Engineers, city officials and utility crews on Monday were working at the chasm in Mountain View Drive, Lafayette, to design a series of temporary and permanent fixes.
With the ground saturated by days of rain and water backed up at the culvert that conveys Lafayette Creek under Mountain View, a sinkhole buckled the blacktop on Sunday.
Water and gas service was interrupted to some residences in the lower stretch of the drive a couple of blocks south of Mount Diablo Boulevard, between Crescent Drive and Brook Street.
City Manager Steve Falk, on the scene Monday morning, said engineers and workers are addressing three issues:
- Stabilizing one water line under Mountain View Drive that survived the collapse.
- Forming a plan to restore the culvert carrying the creek past the drive. It might be a temporary culvert to accommodate the next day of rainfall, followed by a permanent culvert, Falk said. Or it might be an expedited job creating a permanent culvert. "I'm giving my engineers that challenge," said Falk, "to design a storm drain that will better address a flood event."
- Begin a plan to replace the road over the creek. That might happen by the spring, Falk suggested.
The total bill for the replacement will be in the six figures, Falk estimated.

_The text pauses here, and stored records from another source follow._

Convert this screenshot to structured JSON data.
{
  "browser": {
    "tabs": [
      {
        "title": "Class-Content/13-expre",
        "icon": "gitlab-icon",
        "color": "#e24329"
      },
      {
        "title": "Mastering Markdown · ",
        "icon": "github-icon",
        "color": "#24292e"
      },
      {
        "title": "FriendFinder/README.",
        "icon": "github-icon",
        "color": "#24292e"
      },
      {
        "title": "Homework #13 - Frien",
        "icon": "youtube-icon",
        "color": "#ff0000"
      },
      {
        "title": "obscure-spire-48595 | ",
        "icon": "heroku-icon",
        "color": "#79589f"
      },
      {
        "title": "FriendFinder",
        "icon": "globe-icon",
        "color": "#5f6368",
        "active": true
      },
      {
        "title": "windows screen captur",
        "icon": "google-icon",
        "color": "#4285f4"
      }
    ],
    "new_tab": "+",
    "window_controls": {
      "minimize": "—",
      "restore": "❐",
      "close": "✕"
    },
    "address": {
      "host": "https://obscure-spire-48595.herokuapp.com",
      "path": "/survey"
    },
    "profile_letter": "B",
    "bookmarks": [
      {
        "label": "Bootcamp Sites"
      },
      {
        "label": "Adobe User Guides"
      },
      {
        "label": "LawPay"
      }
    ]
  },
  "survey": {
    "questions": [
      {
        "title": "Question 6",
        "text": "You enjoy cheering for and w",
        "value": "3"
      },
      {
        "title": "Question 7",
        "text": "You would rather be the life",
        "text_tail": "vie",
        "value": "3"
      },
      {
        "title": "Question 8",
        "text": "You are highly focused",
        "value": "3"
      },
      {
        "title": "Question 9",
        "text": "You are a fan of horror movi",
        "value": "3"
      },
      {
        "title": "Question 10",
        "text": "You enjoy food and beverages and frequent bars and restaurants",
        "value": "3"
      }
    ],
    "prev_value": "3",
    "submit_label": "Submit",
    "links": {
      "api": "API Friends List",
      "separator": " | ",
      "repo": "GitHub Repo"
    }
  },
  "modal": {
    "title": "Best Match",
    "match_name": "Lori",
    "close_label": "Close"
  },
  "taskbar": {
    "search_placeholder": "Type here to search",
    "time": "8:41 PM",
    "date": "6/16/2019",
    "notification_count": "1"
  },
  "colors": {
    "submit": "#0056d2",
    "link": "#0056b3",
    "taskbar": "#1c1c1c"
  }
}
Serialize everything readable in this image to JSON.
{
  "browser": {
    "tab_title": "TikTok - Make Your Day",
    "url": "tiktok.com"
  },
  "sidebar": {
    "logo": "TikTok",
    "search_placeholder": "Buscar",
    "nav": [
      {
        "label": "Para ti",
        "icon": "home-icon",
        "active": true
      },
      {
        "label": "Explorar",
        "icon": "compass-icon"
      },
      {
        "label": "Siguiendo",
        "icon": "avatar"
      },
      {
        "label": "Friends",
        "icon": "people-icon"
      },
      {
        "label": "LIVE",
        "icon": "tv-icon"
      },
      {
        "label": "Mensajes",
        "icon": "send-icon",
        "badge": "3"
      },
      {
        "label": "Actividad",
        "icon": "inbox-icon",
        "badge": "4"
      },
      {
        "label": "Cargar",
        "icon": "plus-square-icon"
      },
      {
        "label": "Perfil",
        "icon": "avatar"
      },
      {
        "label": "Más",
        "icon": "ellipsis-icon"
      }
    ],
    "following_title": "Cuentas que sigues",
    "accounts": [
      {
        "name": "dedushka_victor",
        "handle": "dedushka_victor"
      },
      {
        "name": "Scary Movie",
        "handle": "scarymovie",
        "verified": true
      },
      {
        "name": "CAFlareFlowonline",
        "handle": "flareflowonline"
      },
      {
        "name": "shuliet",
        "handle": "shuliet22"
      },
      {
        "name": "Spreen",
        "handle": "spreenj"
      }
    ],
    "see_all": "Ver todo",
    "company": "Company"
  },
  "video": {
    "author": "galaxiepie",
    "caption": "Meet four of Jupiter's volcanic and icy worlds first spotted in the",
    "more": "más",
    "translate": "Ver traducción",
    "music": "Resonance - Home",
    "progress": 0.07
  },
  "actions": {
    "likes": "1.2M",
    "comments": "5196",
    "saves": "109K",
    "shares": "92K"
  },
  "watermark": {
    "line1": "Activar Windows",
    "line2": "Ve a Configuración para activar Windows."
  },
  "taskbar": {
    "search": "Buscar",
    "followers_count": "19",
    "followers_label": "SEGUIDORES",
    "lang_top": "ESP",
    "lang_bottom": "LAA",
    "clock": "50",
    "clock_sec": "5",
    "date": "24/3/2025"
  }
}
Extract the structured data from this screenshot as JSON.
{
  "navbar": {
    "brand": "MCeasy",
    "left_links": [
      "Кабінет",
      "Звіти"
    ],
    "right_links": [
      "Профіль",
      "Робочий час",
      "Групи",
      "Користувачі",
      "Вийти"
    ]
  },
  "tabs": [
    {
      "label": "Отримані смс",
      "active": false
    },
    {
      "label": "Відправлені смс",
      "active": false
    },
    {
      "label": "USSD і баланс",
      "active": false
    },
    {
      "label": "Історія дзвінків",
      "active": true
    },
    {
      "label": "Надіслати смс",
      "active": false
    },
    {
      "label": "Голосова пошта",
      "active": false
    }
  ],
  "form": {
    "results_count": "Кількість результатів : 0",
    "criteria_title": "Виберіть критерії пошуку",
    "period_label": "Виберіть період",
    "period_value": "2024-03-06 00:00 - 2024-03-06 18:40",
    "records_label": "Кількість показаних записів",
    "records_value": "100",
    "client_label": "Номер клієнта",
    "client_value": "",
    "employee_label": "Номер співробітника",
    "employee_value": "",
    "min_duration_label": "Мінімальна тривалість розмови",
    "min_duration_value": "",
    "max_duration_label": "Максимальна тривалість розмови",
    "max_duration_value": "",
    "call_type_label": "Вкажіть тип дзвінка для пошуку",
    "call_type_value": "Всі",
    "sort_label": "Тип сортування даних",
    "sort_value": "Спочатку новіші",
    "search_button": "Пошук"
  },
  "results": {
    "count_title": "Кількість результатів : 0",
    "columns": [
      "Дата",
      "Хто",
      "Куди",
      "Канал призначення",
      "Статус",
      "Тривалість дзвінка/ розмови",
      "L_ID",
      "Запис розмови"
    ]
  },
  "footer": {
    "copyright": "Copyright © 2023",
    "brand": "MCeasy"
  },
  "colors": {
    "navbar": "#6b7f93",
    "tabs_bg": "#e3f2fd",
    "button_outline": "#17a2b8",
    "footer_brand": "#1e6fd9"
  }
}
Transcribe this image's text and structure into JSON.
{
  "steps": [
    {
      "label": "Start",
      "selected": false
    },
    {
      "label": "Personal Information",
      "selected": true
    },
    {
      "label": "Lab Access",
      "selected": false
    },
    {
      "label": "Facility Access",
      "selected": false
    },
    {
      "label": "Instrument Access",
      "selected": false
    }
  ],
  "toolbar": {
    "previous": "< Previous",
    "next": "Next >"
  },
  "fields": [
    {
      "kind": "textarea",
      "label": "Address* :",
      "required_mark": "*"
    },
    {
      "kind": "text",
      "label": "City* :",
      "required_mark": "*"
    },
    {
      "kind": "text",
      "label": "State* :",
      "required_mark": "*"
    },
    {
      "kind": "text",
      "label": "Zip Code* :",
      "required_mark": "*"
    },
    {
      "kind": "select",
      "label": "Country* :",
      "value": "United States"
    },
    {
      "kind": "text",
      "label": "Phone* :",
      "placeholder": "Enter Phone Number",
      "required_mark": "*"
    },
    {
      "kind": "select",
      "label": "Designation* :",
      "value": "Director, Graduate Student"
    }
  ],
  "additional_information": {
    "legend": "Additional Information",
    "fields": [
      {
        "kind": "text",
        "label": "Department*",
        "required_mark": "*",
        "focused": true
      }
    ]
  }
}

A period of heavy rain in 1997 blocked the culvert, forcing the water to flow over Mountain View Drive. But the drive did not collapse then, Falk said.
A trash rack of seven large aluminum tubes was built then to catch debris as it came down Lafayette Creek, which drains western Lafayette. City crews regularly clean debris from that rack, Falk said.
The debris — including limbs, logs and trash — stacked up Sunday before the Mountain View collapse. Still evident on the bank of the stream was a chest of drawers someone apparently dumped in the stream.
Motorists are being detoured around the break in Mountain View Drive. There are some residents who will need to drive a block and a half extra to avoid the severed street, Falk said.
"A handful" of residents remained without water Monday, Falk said. East Bay Municipal Utilities District workers were on the scene.
One customer was without gas Sunday, but it was restored by Monday. That customer happened to be a Lafayette elected (recently re-elected) official, Vice Mayor Mike Anderson, Falk said.
Temporary above-ground lines are conveying EBMUD water and Central Contra Costa Sanitary District sewage lines across the chasm.